Me: “Speed of… what? Speed of light? Speed of…”
Student: “Speed of the ball”
Kids start getting it. They shout out: “Strands of turf,” “Number of bases touched by the runner,” “Number of bases visible,” “Number of feathers on the Spartan helmet on the field.” Pretty soon it’s getting too easy and kids are jumping at the chance to say a quantity.
We do a second draft through our list of quantities. Without being too mean (it is the first day, after all), I’m pushing the students to attend to precision. Give me units. Be specific. Make sure the wording is right. “The bat bounced twice” becomes “Number of bat bounces.” “Speed of the ball” gets a unit (MPH, chosen over feet per second) and actually becomes “Speed of the runner, in MPH” because there is no ball, as a student points out. Our final list on the board looks like this, with students’ initials next to each:
1. number of bat bounces (JB)
2. distance run, yards (ZS)
3. steps taken by the runner (RE)
4. number of bases on the baseball diamond (OS)
4a. number of bases touched by the runner (OS)
5. number of houses in the frame (23) (SC)
6. strands of turf (LC)
7. number of bases shown (EE)
8. number of legs visible (CS)
9. speed of the bat, in miles per hour (HB)
10. number of feathers on the spartan helmet on the field (TD)
Now with our clean list of quantities, we separate them into quantities that change during the video, and those that stay the same. I also introduce one new quantity that is less visible: “time, in seconds.”
Now, all of these quantities are interesting to think about and explore. At this point, I had the class focus on just one: 4a, the number of bases touched by the runner.
I ask them for “the story of the number of bases touched, in relation to time.”
Before they actually dive into this, we have to attend to precision a bit more: Is home plate a base? What are we assuming about what happens when the runner goes off-camera?
Once we clarify that, I ask – numerous times – for them to tell the person seated next to them: “what’s the story?” I ask for “as much detail as possible.”
When we come back as a group, students start responding and though none of them were wrong really, I refused to be satisfied. “I want every detail possible. How many bases had I touched after 2 seconds? After 3 seconds? After 4 seconds? After 5 seconds? After 6 seconds? After 7 seconds? I want the full story. Leave no details out. What about 7 and a half seconds?” I’m sure this is frustrating. I basically asked them to do something that they didn’t have the tools to do. So…

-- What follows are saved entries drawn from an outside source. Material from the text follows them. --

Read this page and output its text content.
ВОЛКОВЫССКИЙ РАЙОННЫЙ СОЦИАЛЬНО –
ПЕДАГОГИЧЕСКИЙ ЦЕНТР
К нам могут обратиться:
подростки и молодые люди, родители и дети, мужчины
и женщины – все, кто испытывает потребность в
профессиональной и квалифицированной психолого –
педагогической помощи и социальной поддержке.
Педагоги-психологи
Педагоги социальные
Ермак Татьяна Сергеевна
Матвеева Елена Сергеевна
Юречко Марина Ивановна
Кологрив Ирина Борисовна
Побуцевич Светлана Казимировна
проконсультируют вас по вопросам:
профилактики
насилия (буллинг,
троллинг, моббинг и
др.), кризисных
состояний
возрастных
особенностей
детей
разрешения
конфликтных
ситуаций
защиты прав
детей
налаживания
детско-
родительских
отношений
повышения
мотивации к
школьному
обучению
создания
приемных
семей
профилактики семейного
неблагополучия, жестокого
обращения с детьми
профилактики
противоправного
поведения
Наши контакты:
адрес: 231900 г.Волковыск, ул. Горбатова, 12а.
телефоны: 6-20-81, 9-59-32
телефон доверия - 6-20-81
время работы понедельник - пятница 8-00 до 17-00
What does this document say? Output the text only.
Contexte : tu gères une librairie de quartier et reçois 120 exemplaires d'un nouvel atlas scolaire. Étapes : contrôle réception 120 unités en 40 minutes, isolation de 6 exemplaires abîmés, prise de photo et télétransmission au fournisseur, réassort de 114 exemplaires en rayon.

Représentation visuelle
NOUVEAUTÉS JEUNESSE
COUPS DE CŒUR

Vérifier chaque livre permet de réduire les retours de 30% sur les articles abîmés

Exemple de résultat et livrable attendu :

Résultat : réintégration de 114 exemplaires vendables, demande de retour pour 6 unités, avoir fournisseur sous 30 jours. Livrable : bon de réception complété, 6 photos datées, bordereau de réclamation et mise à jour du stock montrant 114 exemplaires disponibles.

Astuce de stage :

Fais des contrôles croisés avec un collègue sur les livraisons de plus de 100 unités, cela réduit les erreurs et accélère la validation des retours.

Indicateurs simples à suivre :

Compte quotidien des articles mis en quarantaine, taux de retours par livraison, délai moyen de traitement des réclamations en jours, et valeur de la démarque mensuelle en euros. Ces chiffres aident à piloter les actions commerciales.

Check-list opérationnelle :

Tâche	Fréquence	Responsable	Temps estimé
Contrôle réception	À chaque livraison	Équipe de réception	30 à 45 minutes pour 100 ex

“I’m going to give us a tool to tell this story in a little more detail.”
We are exactly 20 minutes into 9th grade math. Welcome.
This is the beginning of a unit called Graphing Stories, the brainchild of Dan Meyer. In the unit, students develop a conceptual understanding of functions by doing things like graphing changing quantities over time that they see in 15-second videos. I had taught Graphing Stories before, but without everything that you read in this post. It might seem odd to make an activity longer instead of cutting to the chase. Isn’t good teaching about getting more efficient? But Dan himself has advocated for additions like the ones I describe above, arguing that this pre-work is quite valuable. What did I buy with this 20 minutes? Students learned…
- what a quantity is.
- that quantities need units, which sometimes means we must choose between a few options.
- that being precise and clear helps people understand what you’re talking about.
- that people view the world differently, and your unique view of the world is valued.
- that many students will be contributing regularly to and driving the work we do in this class.
- that sometimes having a mathematical tool makes a task easier.
- that a graph is one way to tell a story.
As to the last point, I let Kurt Vonnegut convince them of that a few days later.